Perlmutter –un israelí con fama de hosco y muy ligado a los sectores más duros del Partido Republicano– empezó a controlar la compañía con mano de hierro, recortando en todo lo posible, desde sueldos de directivos hasta el uso de clips en las oficinas. Por lo bajo se decía que, si de él dependiese, Marvel no sería más que una persona en un despacho con un teléfono, licenciando los personajes al mejor postor. Pero lo cierto es que sus fichajes para dirigir la línea editorial empezaron a tomar más riesgos, cometiendo algunos errores, pero dando luz verde algunos cómics no siempre acertados, pero más originales de lo que se había visto en años en la compañía («Alias», de Brian Michael Bendis –de donde sale el personaje de Jessica Jones, luego con serie en Netflix–, los X-Men de Grant Morrison, los comienzos del «Universo Ultimate» con el propio Bendis y Mark Millar...). Todos ellos, además, con un estilo que bebía mucho de lo audiovisual, lo que los hacía más atractivos para llevar a la pantalla. Por su parte, Arad –que luego dejaría la compañía– fue un personaje clave en los primeros pasos del Universo Cinematográfico Marvel, insistiendo en que fuesen ellos mismos quienes produjesen las películas de sus personajes.

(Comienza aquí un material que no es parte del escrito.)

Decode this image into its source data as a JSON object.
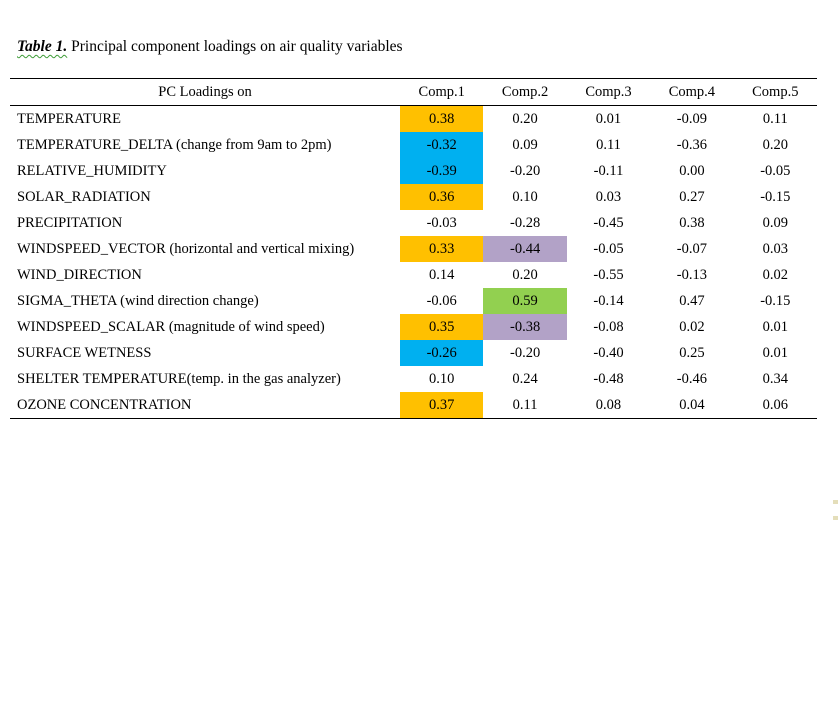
{
  "page": {
    "title_label": "Table 1.",
    "title_text": " Principal component loadings on air quality variables"
  },
  "table": {
    "corner_header": "PC Loadings on",
    "col_headers": [
      "Comp.1",
      "Comp.2",
      "Comp.3",
      "Comp.4",
      "Comp.5"
    ],
    "rows": [
      {
        "label": "TEMPERATURE",
        "values": [
          "0.38",
          "0.20",
          "0.01",
          "-0.09",
          "0.11"
        ],
        "highlights": [
          "orange",
          null,
          null,
          null,
          null
        ]
      },
      {
        "label": "TEMPERATURE_DELTA (change from 9am to 2pm)",
        "values": [
          "-0.32",
          "0.09",
          "0.11",
          "-0.36",
          "0.20"
        ],
        "highlights": [
          "blue",
          null,
          null,
          null,
          null
        ]
      },
      {
        "label": "RELATIVE_HUMIDITY",
        "values": [
          "-0.39",
          "-0.20",
          "-0.11",
          "0.00",
          "-0.05"
        ],
        "highlights": [
          "blue",
          null,
          null,
          null,
          null
        ]
      },
      {
        "label": "SOLAR_RADIATION",
        "values": [
          "0.36",
          "0.10",
          "0.03",
          "0.27",
          "-0.15"
        ],
        "highlights": [
          "orange",
          null,
          null,
          null,
          null
        ]
      },
      {
        "label": "PRECIPITATION",
        "values": [
          "-0.03",
          "-0.28",
          "-0.45",
          "0.38",
          "0.09"
        ],
        "highlights": [
          null,
          null,
          null,
          null,
          null
        ]
      },
      {
        "label": "WINDSPEED_VECTOR (horizontal and vertical mixing)",
        "values": [
          "0.33",
          "-0.44",
          "-0.05",
          "-0.07",
          "0.03"
        ],
        "highlights": [
          "orange",
          "purple",
          null,
          null,
          null
        ]
      },
      {
        "label": "WIND_DIRECTION",
        "values": [
          "0.14",
          "0.20",
          "-0.55",
          "-0.13",
          "0.02"
        ],
        "highlights": [
          null,
          null,
          null,
          null,
          null
        ]
      },
      {
        "label": "SIGMA_THETA (wind direction change)",
        "values": [
          "-0.06",
          "0.59",
          "-0.14",
          "0.47",
          "-0.15"
        ],
        "highlights": [
          null,
          "green",
          null,
          null,
          null
        ]
      },
      {
        "label": "WINDSPEED_SCALAR (magnitude of wind speed)",
        "values": [
          "0.35",
          "-0.38",
          "-0.08",
          "0.02",
          "0.01"
        ],
        "highlights": [
          "orange",
          "purple",
          null,
          null,
          null
        ]
      },
      {
        "label": "SURFACE WETNESS",
        "values": [
          "-0.26",
          "-0.20",
          "-0.40",
          "0.25",
          "0.01"
        ],
        "highlights": [
          "blue",
          null,
          null,
          null,
          null
        ]
      },
      {
        "label": "SHELTER TEMPERATURE(temp. in the gas analyzer)",
        "values": [
          "0.10",
          "0.24",
          "-0.48",
          "-0.46",
          "0.34"
        ],
        "highlights": [
          null,
          null,
          null,
          null,
          null
        ]
      },
      {
        "label": "OZONE CONCENTRATION",
        "values": [
          "0.37",
          "0.11",
          "0.08",
          "0.04",
          "0.06"
        ],
        "highlights": [
          "orange",
          null,
          null,
          null,
          null
        ]
      }
    ]
  },
  "colors": {
    "orange": "#FFC000",
    "blue": "#00B0F0",
    "green": "#92D050",
    "purple": "#B2A2C7",
    "underline_green": "#3C9B35"
  }
}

Los cómics nunca han recuperado las ventas de principios de los años 90 y –salvo excepciones que han sabido dirigirse a un público más joven y desenfadado– no acaban de salir del nicho de «superfans» que se conocen al dedillo toda la mitología de los personajes y son capaces de desentrañar la enmarañadísima continuidad de décadas de historias. Pero, con las películas acumulando éxitos (y pese a algún batacazo), Marvel parece encarar su novena década con optimismo. Aunque quién sabe: como en los propios tebeos, la próxima catástrofe siempre puede estar acechando entre las sombras.